Della trama non c’è molto da dire, essendo, come già detto, piuttosto “standard”, tipica dei revenge movies. Una ragazza, Ju-yeon, è sul ciglio di una strada, la macchina ferma in attesa del carro attrezzi, sta nevicando, quando un uomo la avvicina offrendole aiuto, che lei gentilmente rifiuta. Dopo pochi istanti, lo stesso uomo, che scopriremo ben presto chiamarsi Kyung-chul, interpretato dal bravissimo Choi Min-sik (divenuto celebre per aver interpretato dapprima il protagonista di Oldboy e, in seguito, il crudele assassino di Lady Vendetta), sfonda il parabrezza dell’automobile della ragazza e la trascina via, portandola nel suo nascondiglio, dove la uccide e la fa a pezzi. Il fidanzato di lei, con l’aiuto del suocero, deciderà di vendicarla, dando la caccia a tutti i sospetti e, una volta individuato il vero colpevole, lo tormenterà con una violenza inaudita.

Il primo incontro tra i protagonisti. Ed è solo l’inizio.

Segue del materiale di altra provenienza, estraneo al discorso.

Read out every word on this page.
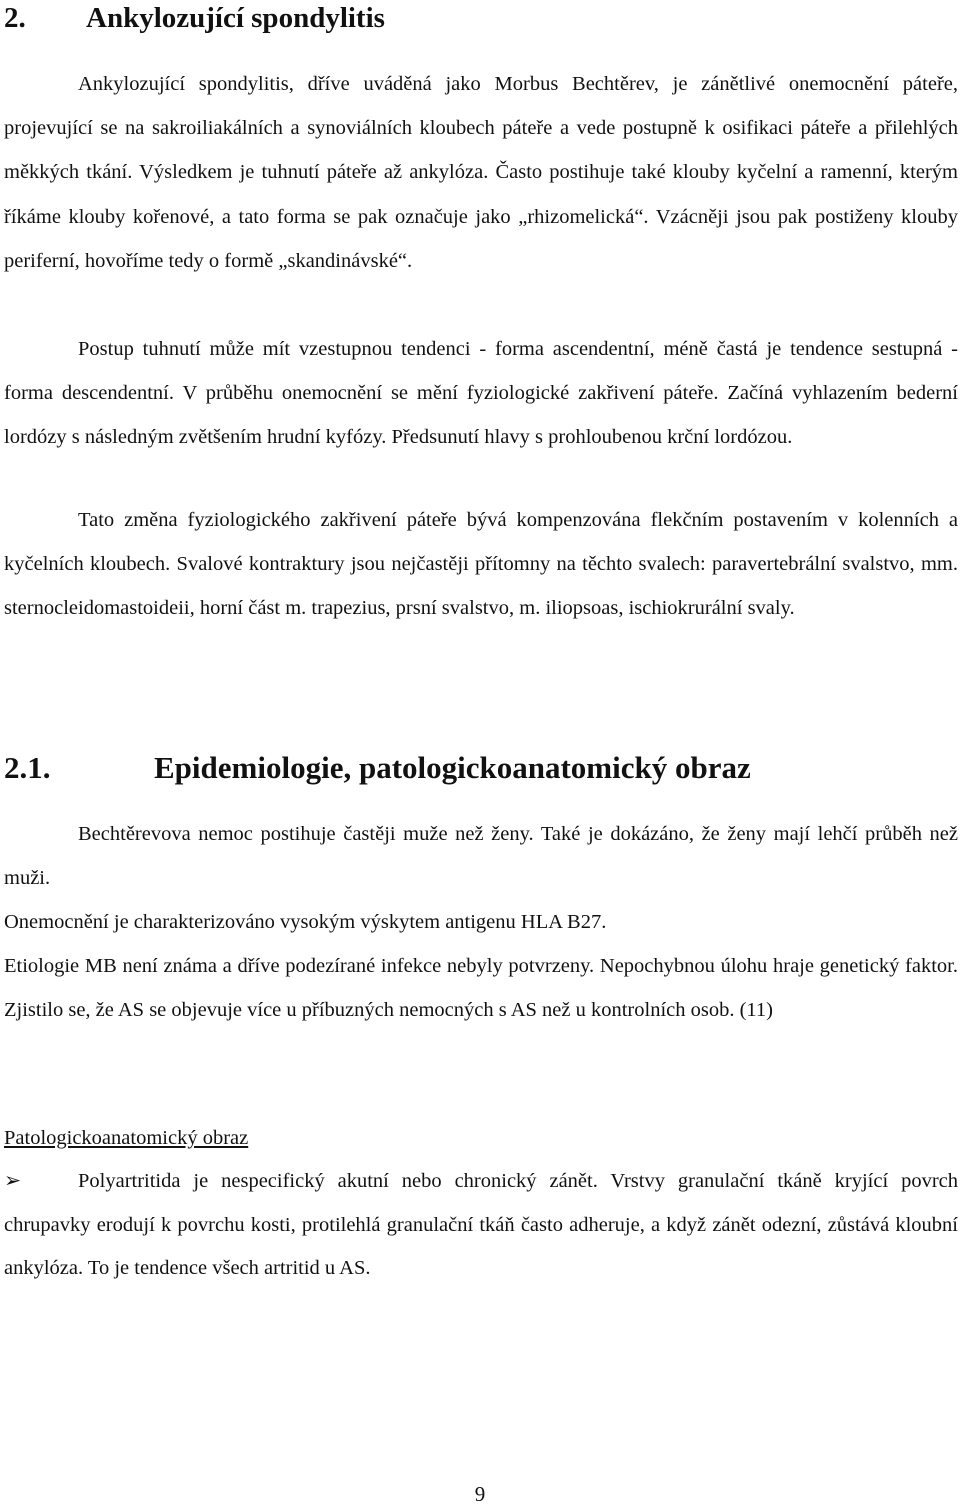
2. Ankylozující spondylitis

Ankylozující spondylitis, dříve uváděná jako Morbus Bechtěrev, je zánětlivé onemocnění páteře, projevující se na sakroiliakálních a synoviálních kloubech páteře a vede postupně k osifikaci páteře a přilehlých měkkých tkání. Výsledkem je tuhnutí páteře až ankylóza. Často postihuje také klouby kyčelní a ramenní, kterým říkáme klouby kořenové, a tato forma se pak označuje jako „rhizomelická“. Vzácněji jsou pak postiženy klouby periferní, hovoříme tedy o formě „skandinávské“.

Postup tuhnutí může mít vzestupnou tendenci - forma ascendentní, méně častá je tendence sestupná - forma descendentní. V průběhu onemocnění se mění fyziologické zakřivení páteře. Začíná vyhlazením bederní lordózy s následným zvětšením hrudní kyfózy. Předsunutí hlavy s prohloubenou krční lordózou.

Tato změna fyziologického zakřivení páteře bývá kompenzována flekčním postavením v kolenních a kyčelních kloubech. Svalové kontraktury jsou nejčastěji přítomny na těchto svalech: paravertebrální svalstvo, mm. sternocleidomastoideii, horní část m. trapezius, prsní svalstvo, m. iliopsoas, ischiokrurální svaly.

2.1.	Epidemiologie, patologickoanatomický obraz

Bechtěrevova nemoc postihuje častěji muže než ženy. Také je dokázáno, že ženy mají lehčí průběh než muži.

Onemocnění je charakterizováno vysokým výskytem antigenu HLA B27.

Etiologie MB není známa a dříve podezírané infekce nebyly potvrzeny. Nepochybnou úlohu hraje genetický faktor. Zjistilo se, že AS se objevuje více u příbuzných nemocných s AS než u kontrolních osob. (11)

Patologickoanatomický obraz
➢	Polyartritida je nespecifický akutní nebo chronický zánět. Vrstvy granulační tkáně kryjící povrch chrupavky erodují k povrchu kosti, protilehlá granulační tkáň často adheruje, a když zánět odezní, zůstává kloubní ankylóza. To je tendence všech artritid u AS.
9
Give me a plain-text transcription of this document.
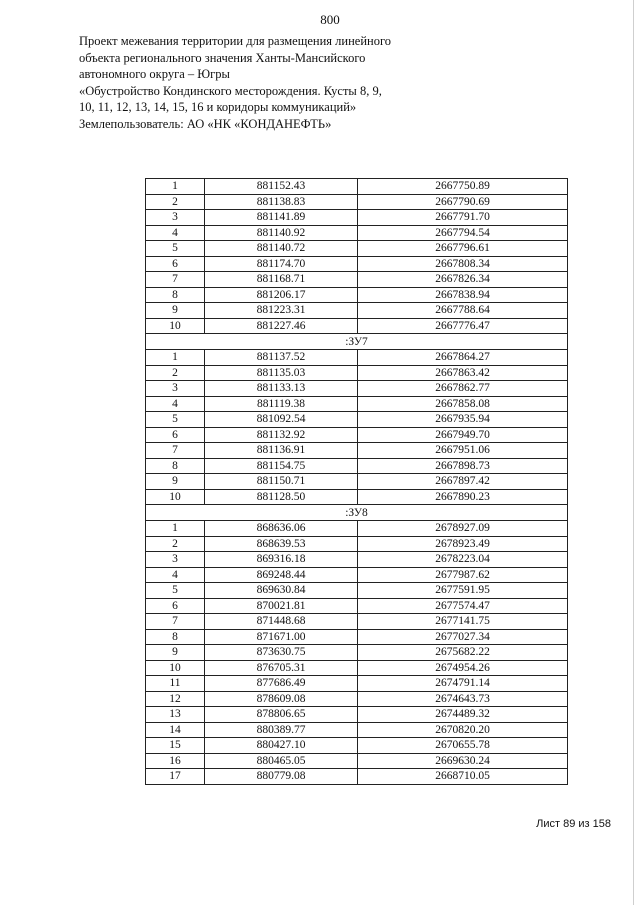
800
Проект межевания территории для размещения линейного
объекта регионального значения Ханты-Мансийского
автономного округа – Югры
«Обустройство Кондинского месторождения. Кусты 8, 9,
10, 11, 12, 13, 14, 15, 16 и коридоры коммуникаций»
Землепользователь: АО «НК «КОНДАНЕФТЬ»
1	881152.43	2667750.89
2	881138.83	2667790.69
3	881141.89	2667791.70
4	881140.92	2667794.54
5	881140.72	2667796.61
6	881174.70	2667808.34
7	881168.71	2667826.34
8	881206.17	2667838.94
9	881223.31	2667788.64
10	881227.46	2667776.47
:ЗУ7		
1	881137.52	2667864.27
2	881135.03	2667863.42
3	881133.13	2667862.77
4	881119.38	2667858.08
5	881092.54	2667935.94
6	881132.92	2667949.70
7	881136.91	2667951.06
8	881154.75	2667898.73
9	881150.71	2667897.42
10	881128.50	2667890.23
:ЗУ8		
1	868636.06	2678927.09
2	868639.53	2678923.49
3	869316.18	2678223.04
4	869248.44	2677987.62
5	869630.84	2677591.95
6	870021.81	2677574.47
7	871448.68	2677141.75
8	871671.00	2677027.34
9	873630.75	2675682.22
10	876705.31	2674954.26
11	877686.49	2674791.14
12	878609.08	2674643.73
13	878806.65	2674489.32
14	880389.77	2670820.20
15	880427.10	2670655.78
16	880465.05	2669630.24
17	880779.08	2668710.05
Лист 89 из 158
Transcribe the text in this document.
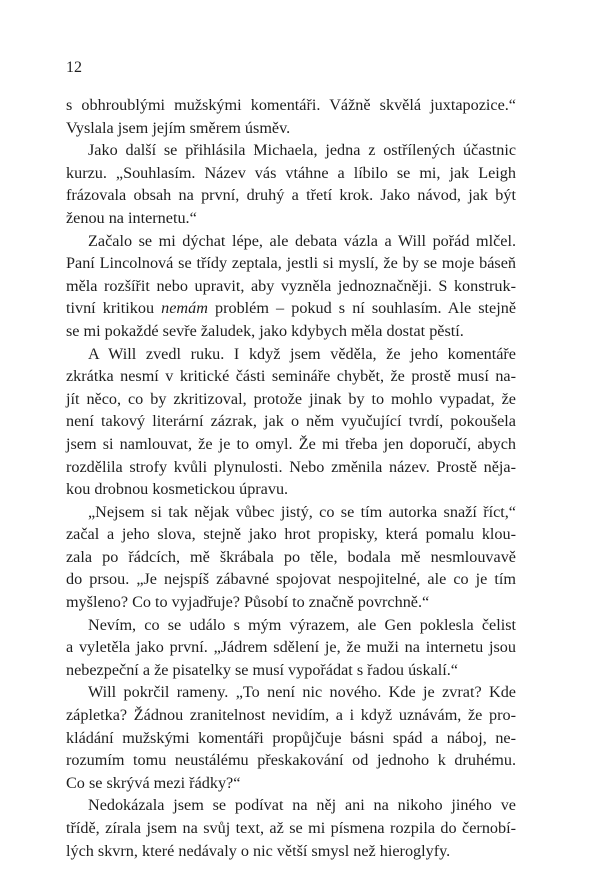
12
s obhroublými mužskými komentáři. Vážně skvělá juxtapozice.“
Vyslala jsem jejím směrem úsměv.
Jako další se přihlásila Michaela, jedna z ostřílených účastnic
kurzu. „Souhlasím. Název vás vtáhne a líbilo se mi, jak Leigh
frázovala obsah na první, druhý a třetí krok. Jako návod, jak být
ženou na internetu.“
Začalo se mi dýchat lépe, ale debata vázla a Will pořád mlčel.
Paní Lincolnová se třídy zeptala, jestli si myslí, že by se moje báseň
měla rozšířit nebo upravit, aby vyzněla jednoznačněji. S konstruk-
tivní kritikou nemám problém – pokud s ní souhlasím. Ale stejně
se mi pokaždé sevře žaludek, jako kdybych měla dostat pěstí.
A Will zvedl ruku. I když jsem věděla, že jeho komentáře
zkrátka nesmí v kritické části semináře chybět, že prostě musí na-
jít něco, co by zkritizoval, protože jinak by to mohlo vypadat, že
není takový literární zázrak, jak o něm vyučující tvrdí, pokoušela
jsem si namlouvat, že je to omyl. Že mi třeba jen doporučí, abych
rozdělila strofy kvůli plynulosti. Nebo změnila název. Prostě něja-
kou drobnou kosmetickou úpravu.
„Nejsem si tak nějak vůbec jistý, co se tím autorka snaží říct,“
začal a jeho slova, stejně jako hrot propisky, která pomalu klou-
zala po řádcích, mě škrábala po těle, bodala mě nesmlouvavě
do prsou. „Je nejspíš zábavné spojovat nespojitelné, ale co je tím
myšleno? Co to vyjadřuje? Působí to značně povrchně.“
Nevím, co se událo s mým výrazem, ale Gen poklesla čelist
a vyletěla jako první. „Jádrem sdělení je, že muži na internetu jsou
nebezpeční a že pisatelky se musí vypořádat s řadou úskalí.“
Will pokrčil rameny. „To není nic nového. Kde je zvrat? Kde
zápletka? Žádnou zranitelnost nevidím, a i když uznávám, že pro-
kládání mužskými komentáři propůjčuje básni spád a náboj, ne-
rozumím tomu neustálému přeskakování od jednoho k druhému.
Co se skrývá mezi řádky?“
Nedokázala jsem se podívat na něj ani na nikoho jiného ve
třídě, zírala jsem na svůj text, až se mi písmena rozpila do černobí-
lých skvrn, které nedávaly o nic větší smysl než hieroglyfy.
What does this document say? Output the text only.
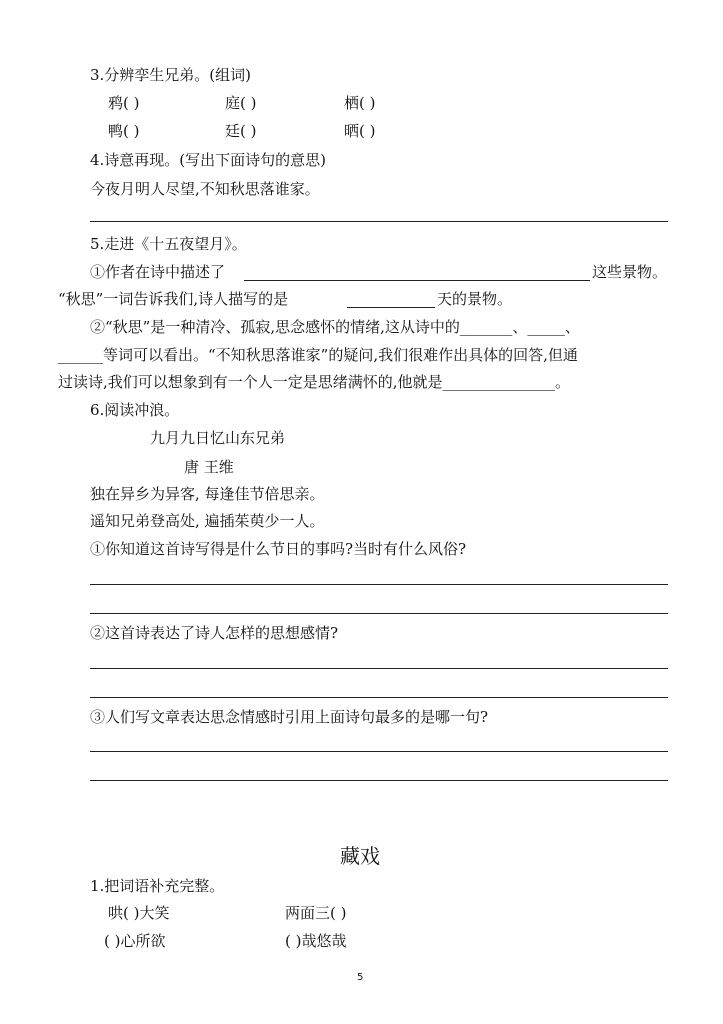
3.分辨孪生兄弟。(组词)
鸦( )	庭( )	栖( )
鸭( )	廷( )	晒( )
4.诗意再现。(写出下面诗句的意思)
今夜月明人尽望,不知秋思落谁家。
5.走进《十五夜望月》。
①作者在诗中描述了	这些景物。
“秋思”一词告诉我们,诗人描写的是	天的景物。
②“秋思”是一种清冷、孤寂,思念感怀的情绪,这从诗中的_______、_____、
______等词可以看出。“不知秋思落谁家”的疑问,我们很难作出具体的回答,但通
过读诗,我们可以想象到有一个人一定是思绪满怀的,他就是_______________。
6.阅读冲浪。
九月九日忆山东兄弟
唐 王维
独在异乡为异客, 每逢佳节倍思亲。
遥知兄弟登高处, 遍插茱萸少一人。
①你知道这首诗写得是什么节日的事吗?当时有什么风俗?
②这首诗表达了诗人怎样的思想感情?
③人们写文章表达思念情感时引用上面诗句最多的是哪一句?
藏戏
1.把词语补充完整。
哄( )大笑	两面三( )
( )心所欲	( )哉悠哉
5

Come risulta evidente, concettualmente il film ha poco da offrire, se non la classica riflessione sulla vendetta: chi è il mostro? Chi uccide o chi vendica? Nulla che Park Chan-wook non abbia già fatto nella sua trilogia. Ciò che rende immenso questo film è la sua forma, la sua estetica sporca, truce e sanguinaria, un’estremizzazione di ciò che abbiamo avuto modo di vedere nei tre film di Chan-wook. La regia è perfetta, la fotografia ed il montaggio lo sono altrettanto. Kim Jee-woon si rivela ancora una volta un regista con gli attributi, tecnicamente uno tra i migliori in circolazione al giorno d’oggi. Molti potrebbero disprezzare questo film proprio perché è tutta forma e niente contenuto, un parere più che condivisibile; tuttavia, la sua mancanza di originalità, viene adombrata, oltre che dalla sua estetica, anche dalla stupenda trovata del ribaltamento di ruoli tra cacciatore e preda. Se, inizialmente, Kyung-chul è il cacciatore, alla ricerca di nuove vittime da uccidere, ben presto diventa la preda di Soo-hyeon, il quale non è interessato semplicemente ad ucciderlo ma lo vuole logorare: ammazzarlo semplicemente non sarebbe una pena sufficiente per il mostro e, quindi, ciò che il personaggio di Lee Byung-hun mette in atto è un lento processo di logoramento e annichilimento fisico ai danni di Choi Min-sik, che mostra una resistenza quasi surreale. I rapporti di potere tra i due personaggi si rovesceranno più di una volta nel corso delle 2 ore e 20 del film, permettendogli di non risultare pesante e noioso nonostante la sua non banale durata.

Molte sono le scene memorabili che costellano questa piccola perla (come al solito ignorata dalla distribuzione italiana), sia per la folle violenza che per la pregiatissima confezione tecnica: dal primo incontro tra i due protagonisti nella serra, all’adrenalinica sequenza del taxi; dal terribile scontro nella clinica in cui Kyung-chul va a farsi curare il braccio rotto, che si conclude con una delle immagini più dolorose dell’intero film, all’angosciante finale. A partire da un “banale” omicidio, una valanga di violenza difficilmente eguagliabile si scatena soffocando lo spettatore, che si ritrova in bilico sul sottilissimo limite tra la meraviglia e l’angoscia.